Dear community! Before I describe the problem, here's a short description of the software in use (where the latter two are running in a small cluster of three nodes, each of them using Ubuntu 14.04):
- Zeppelin 0.6.1
- Spark 2.0.0 along with Scala 2.11.8
- Hadoop 2.7.3
The situation is as follows: In order to use the TwitterUtils class in a Spark Streaming application written in a Zeppelin note, I need to include org.apache.spark.streaming.twitter._ from Maven (org.apache.bahir:spark-streaming-twitter_2.11:2.0.0-preview).

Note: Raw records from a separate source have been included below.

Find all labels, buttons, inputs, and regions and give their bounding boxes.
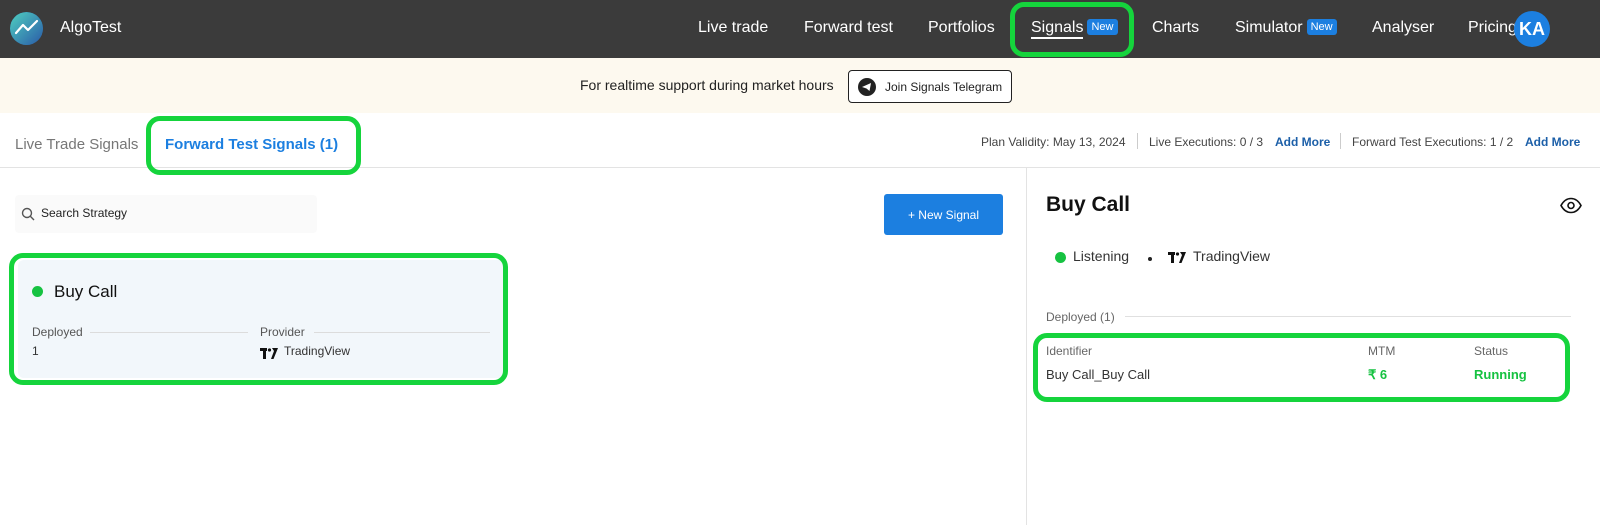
live-executions: Live Executions: 0 / 3 (1149, 135, 1264, 149)
provider-value: TradingView (284, 344, 351, 358)
new-signal-button[interactable]: + New Signal (884, 194, 1003, 235)
nav-forward-test[interactable]: Forward test (804, 19, 893, 37)
tab-forward-test-signals[interactable]: Forward Test Signals (1) (165, 136, 338, 153)
detail-provider: TradingView (1193, 248, 1271, 264)
user-avatar[interactable]: KA (1514, 11, 1550, 47)
nav-signals[interactable]: Signals New (1031, 19, 1118, 39)
join-telegram-button[interactable]: Join Signals Telegram (848, 70, 1012, 103)
signal-card-title: Buy Call (54, 282, 118, 301)
nav-simulator-label: Simulator (1235, 19, 1303, 36)
add-more-forward-link[interactable]: Add More (1525, 135, 1580, 149)
detail-title: Buy Call (1046, 193, 1131, 216)
add-more-live-link[interactable]: Add More (1275, 135, 1330, 149)
deployed-label: Deployed (32, 325, 83, 339)
row-mtm: ₹ 6 (1368, 367, 1388, 382)
banner-text: For realtime support during market hours (580, 77, 834, 93)
simulator-new-badge: New (1306, 19, 1337, 35)
col-header-mtm: MTM (1368, 344, 1396, 358)
card-divider (314, 332, 490, 333)
nav-analyser[interactable]: Analyser (1372, 19, 1434, 37)
deployed-divider (1125, 316, 1571, 317)
status-dot-icon (32, 286, 43, 297)
provider-label: Provider (260, 325, 305, 339)
join-telegram-label: Join Signals Telegram (885, 80, 1003, 94)
col-header-identifier: Identifier (1046, 344, 1093, 358)
nav-live-trade[interactable]: Live trade (698, 19, 768, 37)
tab-live-trade-signals[interactable]: Live Trade Signals (15, 136, 138, 153)
search-input[interactable] (41, 206, 301, 220)
detail-status: Listening (1073, 248, 1130, 264)
card-divider (90, 332, 248, 333)
plan-validity: Plan Validity: May 13, 2024 (981, 135, 1126, 149)
telegram-icon (858, 78, 876, 96)
eye-icon[interactable] (1560, 197, 1582, 214)
support-banner: For realtime support during market hours… (0, 58, 1600, 113)
top-nav-bar: AlgoTest Live trade Forward test Portfol… (0, 0, 1600, 58)
col-header-status: Status (1474, 344, 1509, 358)
tradingview-icon (1168, 250, 1186, 268)
nav-signals-label: Signals (1031, 19, 1084, 39)
nav-portfolios[interactable]: Portfolios (928, 19, 995, 37)
brand-name[interactable]: AlgoTest (60, 19, 121, 37)
deployed-heading: Deployed (1) (1046, 310, 1115, 324)
search-icon (21, 207, 35, 226)
search-box[interactable] (15, 195, 317, 233)
tradingview-icon (260, 346, 278, 364)
row-status: Running (1474, 367, 1527, 382)
meta-divider (1340, 133, 1341, 149)
signals-new-badge: New (1087, 19, 1118, 35)
algotest-logo-icon[interactable] (10, 12, 43, 45)
signal-tabs-bar: Live Trade Signals Forward Test Signals … (0, 113, 1600, 168)
separator-bullet (1148, 257, 1152, 261)
nav-charts[interactable]: Charts (1152, 19, 1199, 37)
deployed-value: 1 (32, 344, 39, 358)
forward-test-executions: Forward Test Executions: 1 / 2 (1352, 135, 1514, 149)
nav-simulator[interactable]: Simulator New (1235, 19, 1337, 37)
pane-divider (1026, 168, 1027, 525)
signal-card[interactable]: Buy Call Deployed Provider 1 TradingView (18, 260, 506, 378)
listening-status-dot-icon (1055, 252, 1066, 263)
row-identifier: Buy Call_Buy Call (1046, 367, 1151, 382)
meta-divider (1137, 133, 1138, 149)
nav-pricing[interactable]: Pricing (1468, 19, 1517, 37)
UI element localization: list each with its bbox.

What I learned so far is that there are a couple of options to make external dependencies available in Zeppelin:
- Export the SPARK_SUBMIT_OPTIONS variable in conf/zeppelin-env.sh and set --jars (in my case --jars hdfs://admdsmaster:54310/global/jars/spark-streaming-twitter_2.11-2.0.0-preview.jar (path pointing to local file system was tested as well)).
- Export SPARK_SUBMIT_OPTIONS and set --packages (in my case --packages org.apache.bahir:spark-streaming-twitter_2.11:2.0.0-preview).
- Set spark.jars or spark.jars.packages in conf/spark-defaults.conf with the values mentioned above.
- Use the %dep interpreter in Zeppelin itself like so: z.load("org.apache.bahir:spark-streaming-twitter_2.11:2.0.0-preview"). This is deprecated, though.
- Use sc.addJar() in the Zeppelin note to manually add a .jar file.
After having tried all of the above -- and almost arbitrary combinations and variations thereof -- the problem is that I still can't import the TwitterUtils class from within a Zeppelin note:
Class import failing in Zeppelin note.
What can be seen from the picture as well is the output of sc.listJars() which shows that the .jar file was actually included. Nonetheless, the class import fails.
My first thought was that the problem occurs because Spark is running in yarn-client mode, so I started the Spark shell in yarn-client mode as well and tried to import the TwitterUtils class from there -- which worked:
Class import working from Spark shell.
In order to find out what's going on, I searched the log files of Zeppelin, Spark and YARN, but couldn't find any error messages to point me to the cause of the problem.
Long story short: Although the jar file was included in Zeppelin (as proven by sc.listJars()) and although the class import works from the spark-shell in yarn-client mode, I just can't get the import to work from within my Zeppelin note.
Long story even shorter: I'd really appreciate your ideas on how to solve this problem!
Thanks in advance for your time and effort.
P.S.: I'm sorry for the fact that I could not upload the images to this post directly -- it says that I need at least 10 reputation points which I do not have as this is my first ever post here.